News-Medical.net – University of Vermont researchers revealed a link between adult opioid misuse and childhood emotional abuse, a new finding that suggests a rethinking of treatment approaches for opioid abusers…Emotional abuse was much more strongly correlated with survey participants’ problem opioid use than childhood sexual and physical abuse or other kinds of maltreatment such as neglect.
The study found that children who had been emotionally abused were more likely to engage in rash, risky behavior in adolescence and to suffer posttraumatic stress disorder (PTSD) as adults. Opioid use offered a refuge from PTSD for this group – while causing a host of new problems. The severity of the PTSD was directly linked to the severity of their opioid-related problems…The findings suggest why some opioid abusers don’t respond to substance abuse counseling or PTSD treatment and point the way toward potentially more productive therapies…The study suggests “we should really start to explore more integrated treatment,” Price said. “If a patient has had severe emotional abuse and they have a tendency to act out when they’re feeling upset, and then they turn to opioids to deal with the resulting PTSD, it makes sense to address the emotional component and the drug problems at the same time.”

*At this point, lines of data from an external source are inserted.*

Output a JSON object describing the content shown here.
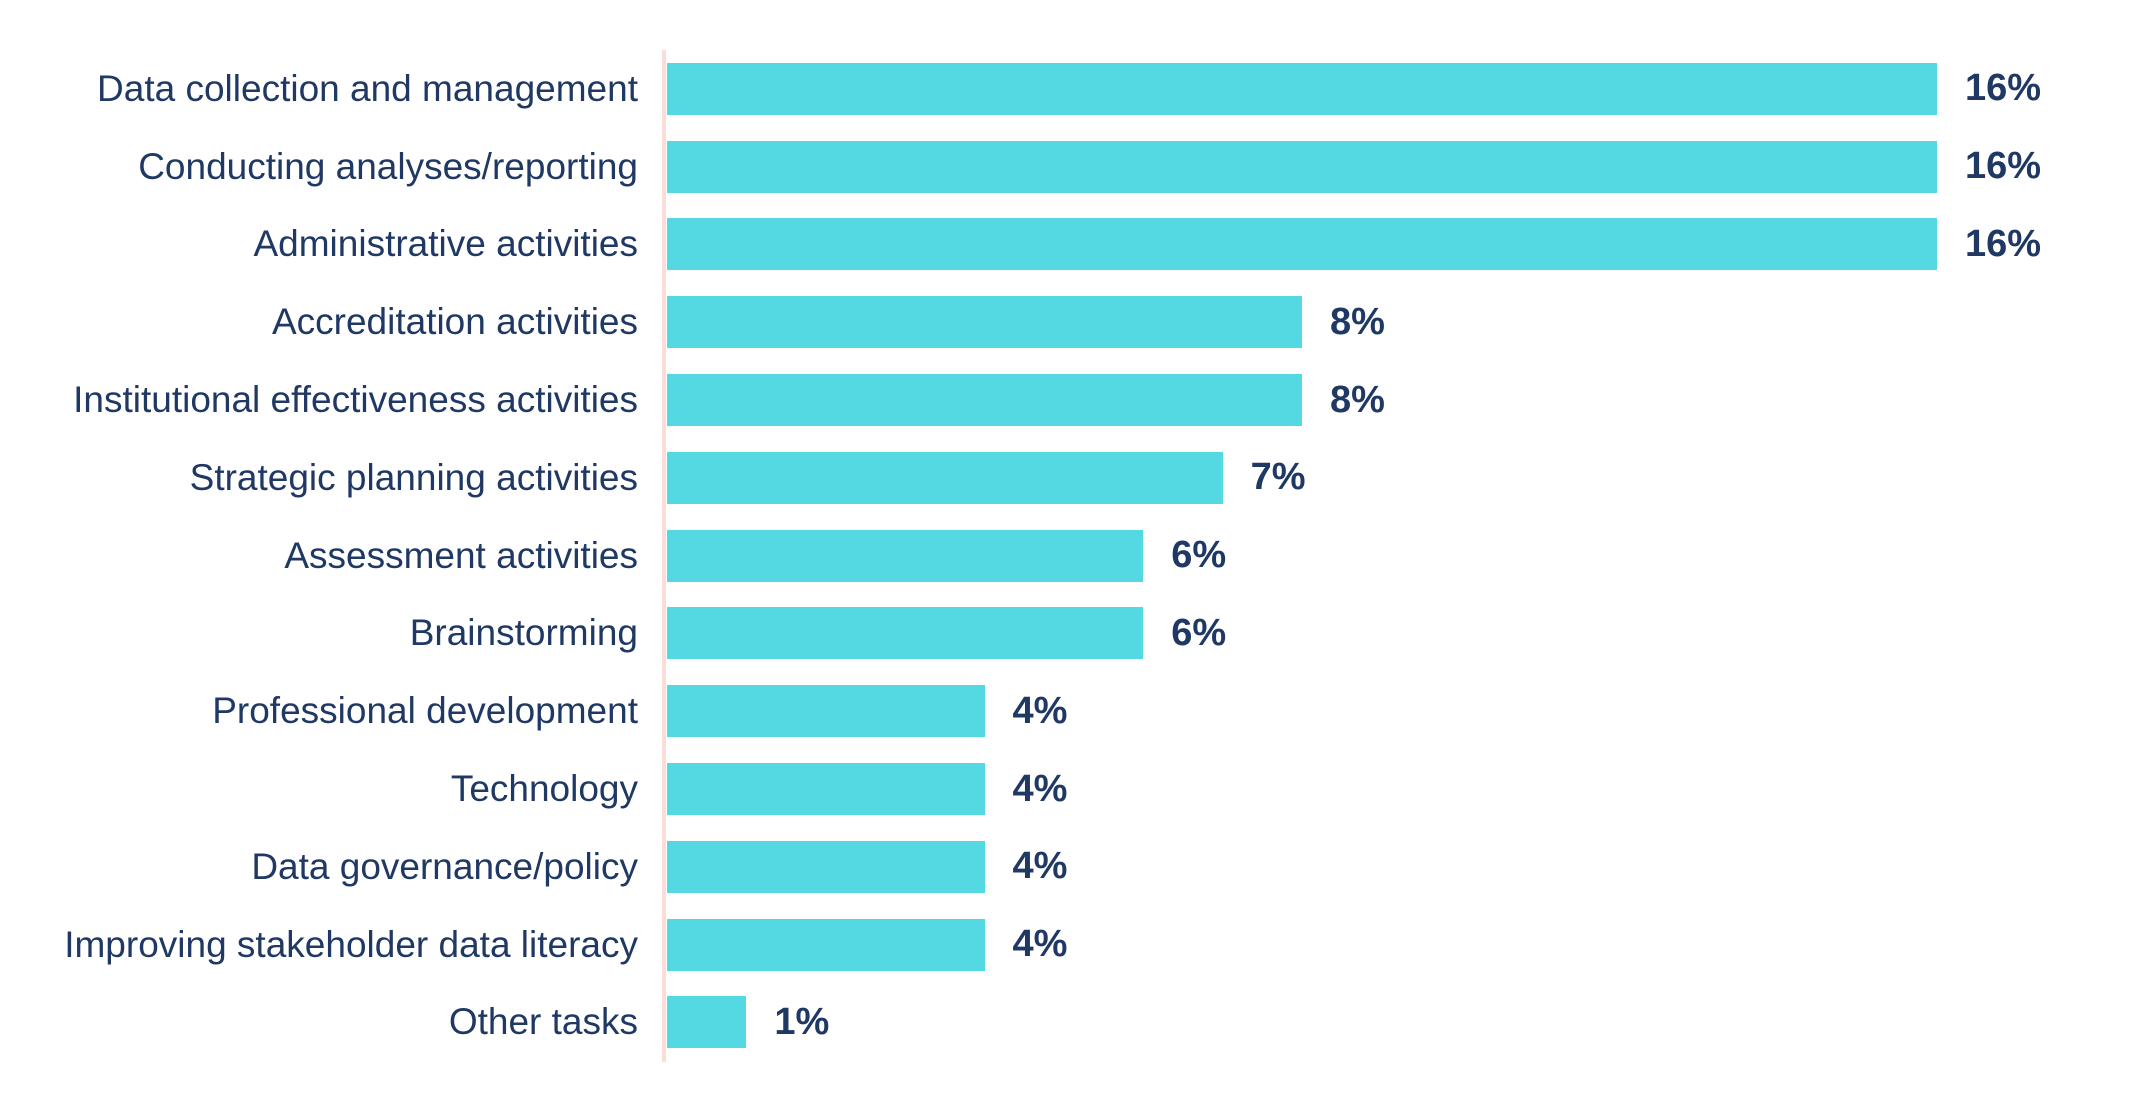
{
  "chart_data": {
    "type": "bar",
    "orientation": "horizontal",
    "title": "",
    "xlabel": "",
    "ylabel": "",
    "categories": [
      "Data collection and management",
      "Conducting analyses/reporting",
      "Administrative activities",
      "Accreditation activities",
      "Institutional effectiveness activities",
      "Strategic planning activities",
      "Assessment activities",
      "Brainstorming",
      "Professional development",
      "Technology",
      "Data governance/policy",
      "Improving stakeholder data literacy",
      "Other tasks"
    ],
    "values": [
      16,
      16,
      16,
      8,
      8,
      7,
      6,
      6,
      4,
      4,
      4,
      4,
      1
    ],
    "value_labels": [
      "16%",
      "16%",
      "16%",
      "8%",
      "8%",
      "7%",
      "6%",
      "6%",
      "4%",
      "4%",
      "4%",
      "4%",
      "1%"
    ],
    "xlim": [
      0,
      16
    ],
    "grid": false,
    "legend": false,
    "bar_color": "#54D8E1",
    "text_color": "#1F3864",
    "axis_line_color": "#F8DDD9"
  }
}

Senators Lankford and Gillibrand Introduce Bipartisan Bill to Improve Foster Care and Adoption Standards Nationwide
Public Now – Senators James Lankford (R-OK) and Kirsten Gillibrand (D-NY) today introduced the National Adoption and Foster Care Home Study Act, a bill to improve matching children and families through foster care in the United States. This bill would also create a national standard and database to achieve greater uniformity and transparency to ensure quality foster care placements. Representatives Steve Russell (R-OK), Jared Huffman (D-CA), and Karen Bass (D-CA) today introduced the companion version of this bill in the House of Representatives.
Healio – The American Academy of Pediatrics (AAP) and other pediatric behavioral health organizations released a report that outlines guidance and recommendations for clinicians treating children with past maltreatment.

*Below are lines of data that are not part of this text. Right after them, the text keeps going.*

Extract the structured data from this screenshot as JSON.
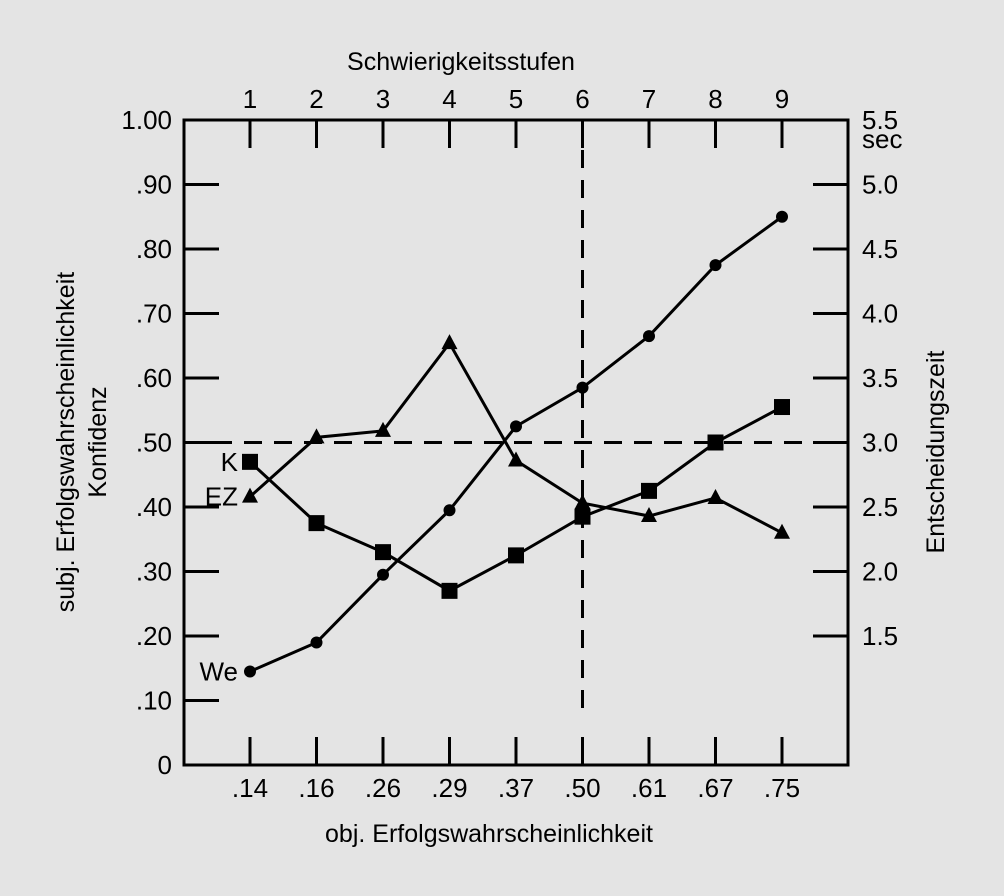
{
  "chart_data": {
    "type": "line",
    "top_axis_title": "Schwierigkeitsstufen",
    "top_ticks": [
      "1",
      "2",
      "3",
      "4",
      "5",
      "6",
      "7",
      "8",
      "9"
    ],
    "xlabel": "obj. Erfolgswahrscheinlichkeit",
    "categories": [
      ".14",
      ".16",
      ".26",
      ".29",
      ".37",
      ".50",
      ".61",
      ".67",
      ".75"
    ],
    "ylabel_left_line1": "subj. Erfolgswahrscheinlichkeit",
    "ylabel_left_line2": "Konfidenz",
    "ylim_left": [
      0,
      1.0
    ],
    "left_ticks": [
      {
        "value": 0,
        "label": "0"
      },
      {
        "value": 0.1,
        "label": ".10"
      },
      {
        "value": 0.2,
        "label": ".20"
      },
      {
        "value": 0.3,
        "label": ".30"
      },
      {
        "value": 0.4,
        "label": ".40"
      },
      {
        "value": 0.5,
        "label": ".50"
      },
      {
        "value": 0.6,
        "label": ".60"
      },
      {
        "value": 0.7,
        "label": ".70"
      },
      {
        "value": 0.8,
        "label": ".80"
      },
      {
        "value": 0.9,
        "label": ".90"
      },
      {
        "value": 1.0,
        "label": "1.00"
      }
    ],
    "ylabel_right": "Entscheidungszeit",
    "right_unit": "sec",
    "ylim_right": [
      0.5,
      5.5
    ],
    "right_ticks": [
      {
        "value": 1.5,
        "label": "1.5"
      },
      {
        "value": 2.0,
        "label": "2.0"
      },
      {
        "value": 2.5,
        "label": "2.5"
      },
      {
        "value": 3.0,
        "label": "3.0"
      },
      {
        "value": 3.5,
        "label": "3.5"
      },
      {
        "value": 4.0,
        "label": "4.0"
      },
      {
        "value": 4.5,
        "label": "4.5"
      },
      {
        "value": 5.0,
        "label": "5.0"
      },
      {
        "value": 5.5,
        "label": "5.5"
      }
    ],
    "reference_lines": {
      "horizontal_left_value": 0.5,
      "vertical_category": ".50"
    },
    "series": [
      {
        "name": "We",
        "axis": "left",
        "marker": "circle",
        "values": [
          0.145,
          0.19,
          0.295,
          0.395,
          0.525,
          0.585,
          0.665,
          0.775,
          0.85
        ]
      },
      {
        "name": "K",
        "axis": "left",
        "marker": "square",
        "values": [
          0.47,
          0.375,
          0.33,
          0.27,
          0.325,
          0.385,
          0.425,
          0.5,
          0.555
        ]
      },
      {
        "name": "EZ",
        "axis": "right",
        "marker": "triangle",
        "values": [
          2.58,
          3.04,
          3.09,
          3.77,
          2.86,
          2.53,
          2.43,
          2.57,
          2.3
        ]
      }
    ],
    "grid": false,
    "legend": "none"
  }
}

Children who have suffered early abuse or neglect may later present with significant health and behavior problems that may persist long after the abusive or neglectful environment has been re-mediated. Neuro-biological research suggests that early maltreatment may result in an altered psychological and physiologic response to stressful stimuli, a response that deleteriously affects the child’s subsequent development. Pediatricians can assist caregivers by helping them recognize the abused or neglected child’s emotional and behavioral responses associated with child maltreatment and guide them in the use of positive parenting strategies, referring the children and families to evidence-based therapeutic treatment and mobilizing available community resources.